If you find zero issues, either your codebase is unusually clean or you're not looking hard enough. I've never audited a repo with AI-generated code and come up empty.

What I do about it

I'm not going to tell you to stop using AI coding tools. I use them every day. But I've started treating AI-generated code the way I'd treat code from a fast but careless junior developer: assume security is missing until proven otherwise.

The checklist above catches the pattern-level stuff. For logic-level vulnerabilities (auth bypasses, SSRF, broken session management), I run a separate AI pass specifically prompted for security analysis. AI is actually good at finding vulnerabilities when you explicitly ask it to look for them.

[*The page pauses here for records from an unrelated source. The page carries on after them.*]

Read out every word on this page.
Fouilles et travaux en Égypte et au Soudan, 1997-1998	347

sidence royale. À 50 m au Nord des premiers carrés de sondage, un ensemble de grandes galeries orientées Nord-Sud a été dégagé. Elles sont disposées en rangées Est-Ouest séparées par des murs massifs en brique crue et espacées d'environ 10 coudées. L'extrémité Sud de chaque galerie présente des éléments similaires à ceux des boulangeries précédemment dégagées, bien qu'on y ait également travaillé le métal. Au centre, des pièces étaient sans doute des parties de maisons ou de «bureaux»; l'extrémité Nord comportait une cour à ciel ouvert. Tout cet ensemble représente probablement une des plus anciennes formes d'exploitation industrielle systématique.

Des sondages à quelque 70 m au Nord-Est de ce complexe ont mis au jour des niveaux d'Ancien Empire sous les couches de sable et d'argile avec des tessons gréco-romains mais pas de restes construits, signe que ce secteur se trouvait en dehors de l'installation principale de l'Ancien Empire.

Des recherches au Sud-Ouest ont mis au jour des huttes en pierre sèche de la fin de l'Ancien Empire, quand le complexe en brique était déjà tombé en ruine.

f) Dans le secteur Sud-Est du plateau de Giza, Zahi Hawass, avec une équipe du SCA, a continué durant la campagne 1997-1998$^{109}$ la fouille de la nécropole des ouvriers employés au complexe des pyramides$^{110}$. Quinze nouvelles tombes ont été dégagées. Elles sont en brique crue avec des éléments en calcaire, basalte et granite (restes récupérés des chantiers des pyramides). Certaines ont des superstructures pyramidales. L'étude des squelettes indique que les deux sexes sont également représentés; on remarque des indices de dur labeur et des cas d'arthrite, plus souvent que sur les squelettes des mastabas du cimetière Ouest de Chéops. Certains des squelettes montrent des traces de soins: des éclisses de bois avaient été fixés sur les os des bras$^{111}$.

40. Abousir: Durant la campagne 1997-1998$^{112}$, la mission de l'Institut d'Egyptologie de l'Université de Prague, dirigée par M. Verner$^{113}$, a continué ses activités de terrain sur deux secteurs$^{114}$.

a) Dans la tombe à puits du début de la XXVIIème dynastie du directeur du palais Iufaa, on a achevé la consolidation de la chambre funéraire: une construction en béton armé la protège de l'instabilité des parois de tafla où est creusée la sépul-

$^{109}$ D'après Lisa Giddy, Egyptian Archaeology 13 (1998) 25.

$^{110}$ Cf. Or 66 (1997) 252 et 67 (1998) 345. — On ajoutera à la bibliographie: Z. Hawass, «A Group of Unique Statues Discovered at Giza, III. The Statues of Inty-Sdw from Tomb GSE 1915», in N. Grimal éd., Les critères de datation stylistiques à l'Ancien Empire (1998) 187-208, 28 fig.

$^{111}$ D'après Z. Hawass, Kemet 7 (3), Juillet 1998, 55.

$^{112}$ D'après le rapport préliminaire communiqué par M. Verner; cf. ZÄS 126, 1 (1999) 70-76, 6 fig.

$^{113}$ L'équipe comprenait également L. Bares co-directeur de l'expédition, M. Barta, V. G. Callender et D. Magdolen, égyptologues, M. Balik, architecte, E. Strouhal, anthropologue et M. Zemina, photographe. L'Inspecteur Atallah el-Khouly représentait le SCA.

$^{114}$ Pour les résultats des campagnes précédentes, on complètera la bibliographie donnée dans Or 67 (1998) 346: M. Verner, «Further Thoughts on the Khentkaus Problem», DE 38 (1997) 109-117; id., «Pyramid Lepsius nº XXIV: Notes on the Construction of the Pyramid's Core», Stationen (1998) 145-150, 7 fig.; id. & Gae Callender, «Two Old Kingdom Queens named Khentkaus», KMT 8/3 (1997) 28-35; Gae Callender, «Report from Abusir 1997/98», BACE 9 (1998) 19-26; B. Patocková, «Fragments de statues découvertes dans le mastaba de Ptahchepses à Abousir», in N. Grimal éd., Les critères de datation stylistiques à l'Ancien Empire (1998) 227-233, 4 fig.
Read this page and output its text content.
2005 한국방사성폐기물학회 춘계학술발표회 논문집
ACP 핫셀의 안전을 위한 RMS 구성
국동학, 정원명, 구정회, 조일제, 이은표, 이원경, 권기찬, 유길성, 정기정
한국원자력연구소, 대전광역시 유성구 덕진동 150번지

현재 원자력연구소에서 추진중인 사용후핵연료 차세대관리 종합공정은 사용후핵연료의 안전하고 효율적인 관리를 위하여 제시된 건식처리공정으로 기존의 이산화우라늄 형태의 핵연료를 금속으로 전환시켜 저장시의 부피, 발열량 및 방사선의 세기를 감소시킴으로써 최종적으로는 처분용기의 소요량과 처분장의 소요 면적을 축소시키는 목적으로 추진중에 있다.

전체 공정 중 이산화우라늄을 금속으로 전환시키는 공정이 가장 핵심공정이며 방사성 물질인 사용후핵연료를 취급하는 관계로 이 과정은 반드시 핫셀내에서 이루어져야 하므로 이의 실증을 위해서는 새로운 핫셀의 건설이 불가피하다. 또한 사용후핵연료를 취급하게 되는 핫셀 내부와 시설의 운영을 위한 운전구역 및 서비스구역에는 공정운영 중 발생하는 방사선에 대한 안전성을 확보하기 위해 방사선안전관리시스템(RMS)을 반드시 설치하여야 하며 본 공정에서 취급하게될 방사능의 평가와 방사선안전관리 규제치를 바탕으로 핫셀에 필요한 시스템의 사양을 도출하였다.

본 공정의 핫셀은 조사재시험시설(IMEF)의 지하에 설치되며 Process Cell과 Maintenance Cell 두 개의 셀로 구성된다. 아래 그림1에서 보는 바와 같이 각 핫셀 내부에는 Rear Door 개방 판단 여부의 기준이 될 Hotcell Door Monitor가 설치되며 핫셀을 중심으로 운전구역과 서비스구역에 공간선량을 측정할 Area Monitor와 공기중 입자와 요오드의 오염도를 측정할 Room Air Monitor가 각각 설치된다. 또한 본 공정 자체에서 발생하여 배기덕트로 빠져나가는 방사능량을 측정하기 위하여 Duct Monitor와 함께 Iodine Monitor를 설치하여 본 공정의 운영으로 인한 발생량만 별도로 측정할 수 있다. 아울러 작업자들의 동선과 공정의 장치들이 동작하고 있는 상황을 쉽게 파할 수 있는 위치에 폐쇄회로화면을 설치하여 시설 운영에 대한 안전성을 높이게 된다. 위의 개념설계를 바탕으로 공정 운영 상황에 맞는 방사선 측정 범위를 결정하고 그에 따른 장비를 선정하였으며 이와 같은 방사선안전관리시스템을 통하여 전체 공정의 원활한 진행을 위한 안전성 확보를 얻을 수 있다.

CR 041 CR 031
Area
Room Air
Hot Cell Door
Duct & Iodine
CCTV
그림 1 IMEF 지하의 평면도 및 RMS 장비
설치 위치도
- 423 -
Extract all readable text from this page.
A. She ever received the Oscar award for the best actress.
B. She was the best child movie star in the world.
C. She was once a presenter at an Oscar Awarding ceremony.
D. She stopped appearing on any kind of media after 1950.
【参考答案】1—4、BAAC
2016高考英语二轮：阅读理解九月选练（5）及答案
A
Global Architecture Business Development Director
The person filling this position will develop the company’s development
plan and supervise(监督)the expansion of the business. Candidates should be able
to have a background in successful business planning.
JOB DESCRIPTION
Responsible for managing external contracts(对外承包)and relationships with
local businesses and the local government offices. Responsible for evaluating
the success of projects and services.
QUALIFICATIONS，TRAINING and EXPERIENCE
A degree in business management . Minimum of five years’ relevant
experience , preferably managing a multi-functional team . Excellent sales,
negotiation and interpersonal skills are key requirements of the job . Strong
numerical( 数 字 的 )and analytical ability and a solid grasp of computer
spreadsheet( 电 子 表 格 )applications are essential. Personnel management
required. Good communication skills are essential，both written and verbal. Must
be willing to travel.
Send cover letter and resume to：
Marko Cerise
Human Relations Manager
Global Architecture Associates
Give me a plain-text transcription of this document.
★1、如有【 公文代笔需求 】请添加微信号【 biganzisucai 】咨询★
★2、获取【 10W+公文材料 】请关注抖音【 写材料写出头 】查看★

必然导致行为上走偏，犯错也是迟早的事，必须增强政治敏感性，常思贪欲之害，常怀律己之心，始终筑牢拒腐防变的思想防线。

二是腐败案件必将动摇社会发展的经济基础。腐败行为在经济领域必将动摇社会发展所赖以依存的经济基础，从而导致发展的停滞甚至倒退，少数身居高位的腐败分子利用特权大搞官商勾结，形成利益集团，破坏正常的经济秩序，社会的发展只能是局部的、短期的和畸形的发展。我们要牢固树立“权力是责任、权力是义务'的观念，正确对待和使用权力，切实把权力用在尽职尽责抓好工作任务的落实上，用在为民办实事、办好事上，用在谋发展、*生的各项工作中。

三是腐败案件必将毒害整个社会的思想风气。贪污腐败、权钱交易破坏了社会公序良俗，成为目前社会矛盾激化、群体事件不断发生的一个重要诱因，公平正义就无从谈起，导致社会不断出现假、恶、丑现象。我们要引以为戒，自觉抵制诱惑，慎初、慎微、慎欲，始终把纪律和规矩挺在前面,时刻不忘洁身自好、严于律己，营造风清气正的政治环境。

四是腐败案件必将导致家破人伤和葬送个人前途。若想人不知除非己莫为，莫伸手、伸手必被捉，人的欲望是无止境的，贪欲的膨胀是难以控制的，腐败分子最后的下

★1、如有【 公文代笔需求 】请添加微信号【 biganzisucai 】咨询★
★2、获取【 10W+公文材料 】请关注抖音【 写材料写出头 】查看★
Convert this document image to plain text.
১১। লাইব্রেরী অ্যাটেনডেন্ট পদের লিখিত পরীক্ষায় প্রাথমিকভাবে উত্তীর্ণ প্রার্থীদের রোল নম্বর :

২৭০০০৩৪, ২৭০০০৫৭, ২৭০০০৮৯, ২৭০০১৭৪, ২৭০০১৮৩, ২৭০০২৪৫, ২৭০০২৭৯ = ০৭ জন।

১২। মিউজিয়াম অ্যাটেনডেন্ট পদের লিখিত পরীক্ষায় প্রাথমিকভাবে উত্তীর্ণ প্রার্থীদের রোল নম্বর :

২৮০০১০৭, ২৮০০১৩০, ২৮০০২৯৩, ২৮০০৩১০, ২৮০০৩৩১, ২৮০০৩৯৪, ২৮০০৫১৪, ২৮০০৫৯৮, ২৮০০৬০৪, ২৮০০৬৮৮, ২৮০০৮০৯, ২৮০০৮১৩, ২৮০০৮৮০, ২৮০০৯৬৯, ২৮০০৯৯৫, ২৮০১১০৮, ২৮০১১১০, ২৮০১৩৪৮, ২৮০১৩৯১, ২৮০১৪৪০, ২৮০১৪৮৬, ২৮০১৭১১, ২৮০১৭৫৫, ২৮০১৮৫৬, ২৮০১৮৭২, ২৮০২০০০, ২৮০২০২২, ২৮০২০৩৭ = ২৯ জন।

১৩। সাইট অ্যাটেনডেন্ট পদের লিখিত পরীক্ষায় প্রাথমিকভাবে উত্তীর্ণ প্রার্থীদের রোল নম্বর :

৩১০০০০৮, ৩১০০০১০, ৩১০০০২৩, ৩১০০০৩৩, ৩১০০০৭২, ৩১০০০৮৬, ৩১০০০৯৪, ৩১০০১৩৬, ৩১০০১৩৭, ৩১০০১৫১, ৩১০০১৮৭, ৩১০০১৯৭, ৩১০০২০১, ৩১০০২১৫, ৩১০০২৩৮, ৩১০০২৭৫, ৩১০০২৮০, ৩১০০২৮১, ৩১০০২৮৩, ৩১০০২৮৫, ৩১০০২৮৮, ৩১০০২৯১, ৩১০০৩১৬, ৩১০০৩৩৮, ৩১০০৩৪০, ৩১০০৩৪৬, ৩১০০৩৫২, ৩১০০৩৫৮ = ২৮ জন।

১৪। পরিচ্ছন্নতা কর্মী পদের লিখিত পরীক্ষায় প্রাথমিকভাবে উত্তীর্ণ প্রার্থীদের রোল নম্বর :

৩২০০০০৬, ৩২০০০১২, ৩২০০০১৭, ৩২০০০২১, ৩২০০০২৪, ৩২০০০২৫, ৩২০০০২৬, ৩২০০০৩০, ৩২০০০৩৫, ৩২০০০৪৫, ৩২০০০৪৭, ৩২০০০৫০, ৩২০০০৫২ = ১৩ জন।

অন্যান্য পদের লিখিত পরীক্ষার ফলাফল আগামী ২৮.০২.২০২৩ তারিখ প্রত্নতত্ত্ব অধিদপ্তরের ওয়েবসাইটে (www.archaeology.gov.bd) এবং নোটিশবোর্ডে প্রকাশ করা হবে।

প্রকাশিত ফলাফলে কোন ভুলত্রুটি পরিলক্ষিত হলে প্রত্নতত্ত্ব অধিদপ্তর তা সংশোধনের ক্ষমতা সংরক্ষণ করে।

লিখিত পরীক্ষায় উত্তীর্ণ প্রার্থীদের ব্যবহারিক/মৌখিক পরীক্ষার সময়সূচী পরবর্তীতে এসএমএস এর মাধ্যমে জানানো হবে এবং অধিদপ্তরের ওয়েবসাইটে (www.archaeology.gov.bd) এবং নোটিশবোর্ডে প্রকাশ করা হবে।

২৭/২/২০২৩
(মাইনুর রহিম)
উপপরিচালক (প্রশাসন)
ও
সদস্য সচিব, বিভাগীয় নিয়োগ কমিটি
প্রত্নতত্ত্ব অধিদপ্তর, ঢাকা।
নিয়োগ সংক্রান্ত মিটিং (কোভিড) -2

I ended up automating both of those steps into a VS Code extension called Git AutoReview. It runs 15 regex security rules locally plus a specialized AI security pass on every PR. Works with GitHub, GitLab, and Bitbucket. BYOK, so your code goes straight to your AI provider. Free tier is 10 reviews/day.

But the checklist works without any tool. Print it, tape it to your monitor, run it on your last three PRs. I'd bet money you'll find something.


Sources: Stanford/NYU Copilot Study, Veracode 2025 GenAI Code Security Report, IBM 2025 Cost of a Data Breach, Apiiro (June 2025), GitGuardian Secret Sprawl Report, Kaspersky Blog: Vibe Coding Security Risks, OWASP Top 10 2025.